Anonymous writes: “My wife says that I spend too much time on the computer, any suggestions on how to get her off my back?”
Answer: Something tells me you’re asking the wrong question to the wrong person. But if she’s actually hanging onto your back, maybe I can help. Unfortunately, by now she has probably read everything you’ve written and beaten you to a pulp. If not though, here’s a few suggestions to get her off:

  • Walk into a locker room at a gym … if she’s still holding on, roll around for a little while in the showers. If the locker room is anything like those at Gold’s Gym, she’ll either run before your first forward roll, or disintegrate on contact (if you haven’t already, check out our top 10 things you wouldn’t want to hear in a locker room post for more locker room wrongness).
  • Shave your back hair … I’ve learned that it’s much harder to grab a firm hold on a freshly shaved back. Don’t run out and buy a razor advertised specifically for this purpose, as your wife will probably see through your attempt (after all, she’d probably still be hanging onto your back at the store) and replace the razor with hair curlers to make her view slightly more pleasant.
  • Stop at the bank then the mall. Make sure to walk by all her favorite stores. She’ll forget all about you soon enough. You’ll still get it at home, so while she’s gone you better look up a therapist who can actually provide you with some real help.
  • If you have other questions for us, send them along! 😉

3 Responses to “Time to answer some reader questions!”

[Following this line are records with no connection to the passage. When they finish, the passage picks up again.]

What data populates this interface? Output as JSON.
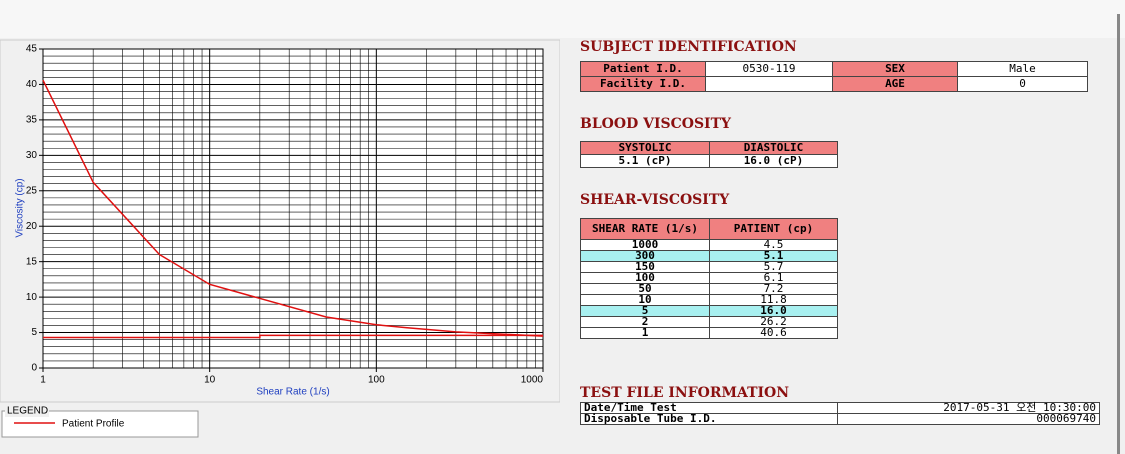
{
  "chart": {
    "type": "line",
    "x_label": "Shear Rate (1/s)",
    "y_label": "Viscosity (cp)",
    "xlim": [
      1,
      1000
    ],
    "xticks": [
      1,
      10,
      100,
      1000
    ],
    "log_x": true,
    "ylim": [
      0,
      45
    ],
    "yticks": [
      0,
      5,
      10,
      15,
      20,
      25,
      30,
      35,
      40,
      45
    ],
    "grid": true,
    "minor_grid": true,
    "legend_title": "LEGEND",
    "series": [
      {
        "name": "Patient Profile",
        "color": "#e01010",
        "x": [
          1,
          2,
          5,
          10,
          50,
          100,
          150,
          300,
          1000
        ],
        "values": [
          40.6,
          26.2,
          16.0,
          11.8,
          7.2,
          6.1,
          5.7,
          5.1,
          4.5
        ]
      },
      {
        "color": "#e01010",
        "x": [
          1,
          20,
          20,
          1000
        ],
        "values": [
          4.3,
          4.3,
          4.6,
          4.6
        ]
      }
    ]
  },
  "subject": {
    "title": "SUBJECT IDENTIFICATION",
    "patient_id_label": "Patient I.D.",
    "patient_id": "0530-119",
    "sex_label": "SEX",
    "sex": "Male",
    "facility_label": "Facility I.D.",
    "age_label": "AGE",
    "age": "0"
  },
  "blood": {
    "title": "BLOOD VISCOSITY",
    "headers": [
      "SYSTOLIC",
      "DIASTOLIC"
    ],
    "values": [
      "5.1 (cP)",
      "16.0 (cP)"
    ]
  },
  "shear": {
    "title": "SHEAR-VISCOSITY",
    "headers": [
      "SHEAR RATE (1/s)",
      "PATIENT (cp)"
    ],
    "rows": [
      [
        "1000",
        "4.5"
      ],
      [
        "300",
        "5.1"
      ],
      [
        "150",
        "5.7"
      ],
      [
        "100",
        "6.1"
      ],
      [
        "50",
        "7.2"
      ],
      [
        "10",
        "11.8"
      ],
      [
        "5",
        "16.0"
      ],
      [
        "2",
        "26.2"
      ],
      [
        "1",
        "40.6"
      ]
    ],
    "highlight_rows": [
      1,
      6
    ]
  },
  "testfile": {
    "title": "TEST FILE INFORMATION",
    "rows": [
      [
        "Date/Time Test",
        "2017-05-31 오전 10:30:00"
      ],
      [
        "Disposable Tube I.D.",
        "000069740"
      ]
    ]
  }
}
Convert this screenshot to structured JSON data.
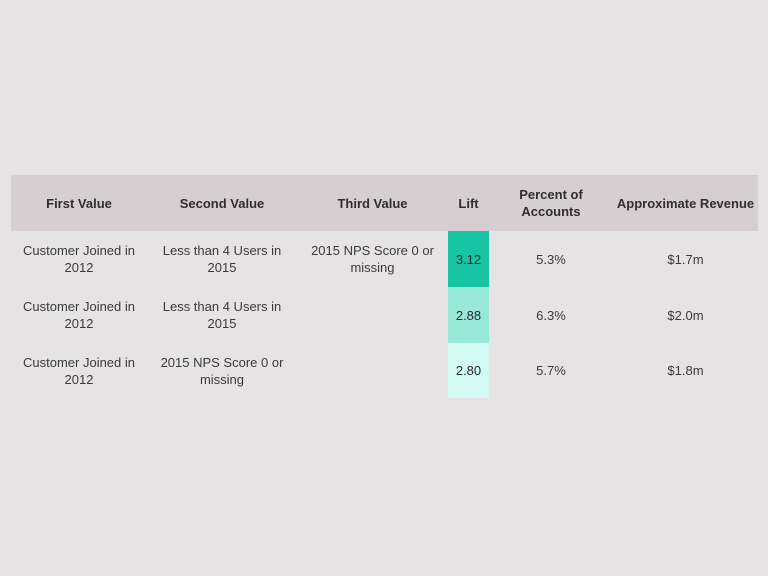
{
  "table": {
    "headers": {
      "first_value": "First Value",
      "second_value": "Second Value",
      "third_value": "Third Value",
      "lift": "Lift",
      "percent_of_accounts": "Percent of Accounts",
      "approximate_revenue": "Approximate Revenue"
    },
    "rows": [
      {
        "first_value": "Customer Joined in 2012",
        "second_value": "Less than 4 Users in 2015",
        "third_value": "2015 NPS Score 0 or missing",
        "lift": "3.12",
        "lift_color": "#17c4a4",
        "percent_of_accounts": "5.3%",
        "approximate_revenue": "$1.7m"
      },
      {
        "first_value": "Customer Joined in 2012",
        "second_value": "Less than 4 Users in 2015",
        "third_value": "",
        "lift": "2.88",
        "lift_color": "#98e8d7",
        "percent_of_accounts": "6.3%",
        "approximate_revenue": "$2.0m"
      },
      {
        "first_value": "Customer Joined in 2012",
        "second_value": "2015 NPS Score 0 or missing",
        "third_value": "",
        "lift": "2.80",
        "lift_color": "#d2faf2",
        "percent_of_accounts": "5.7%",
        "approximate_revenue": "$1.8m"
      }
    ]
  }
}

  1. on 22 Dec 2006 at 12:09 am Jocelyn

    Another option: place expensive dark chocolate across the room, and then walk away, feeling her body peel and then slither the opposite direction.

  2. on 22 Dec 2006 at 7:50 pm prying1

    Gosh-a-rooney! You get such interesting emails. All I get are offers to enhance anatomical parts I won’t mention since this is a family friendly website. Plus Offers for Home Depot vouchers, notices from Victoria’s Secret. (I know her secret! She’s a hooker…)

    Oh! And offers to hold on to millions of dollars from third world nations while the dead guy’s wife takes a circuitous route out of the country. Lots ‘o fun to write back and propose marraige.

  3. on 22 Dec 2006 at 7:56 pm Anita Bath

    haha – yeah, we get lots of strange questions. I also get between 50 and 100 spam comments a day (almost all for enhancement products for men), time to get a better commenting system I think.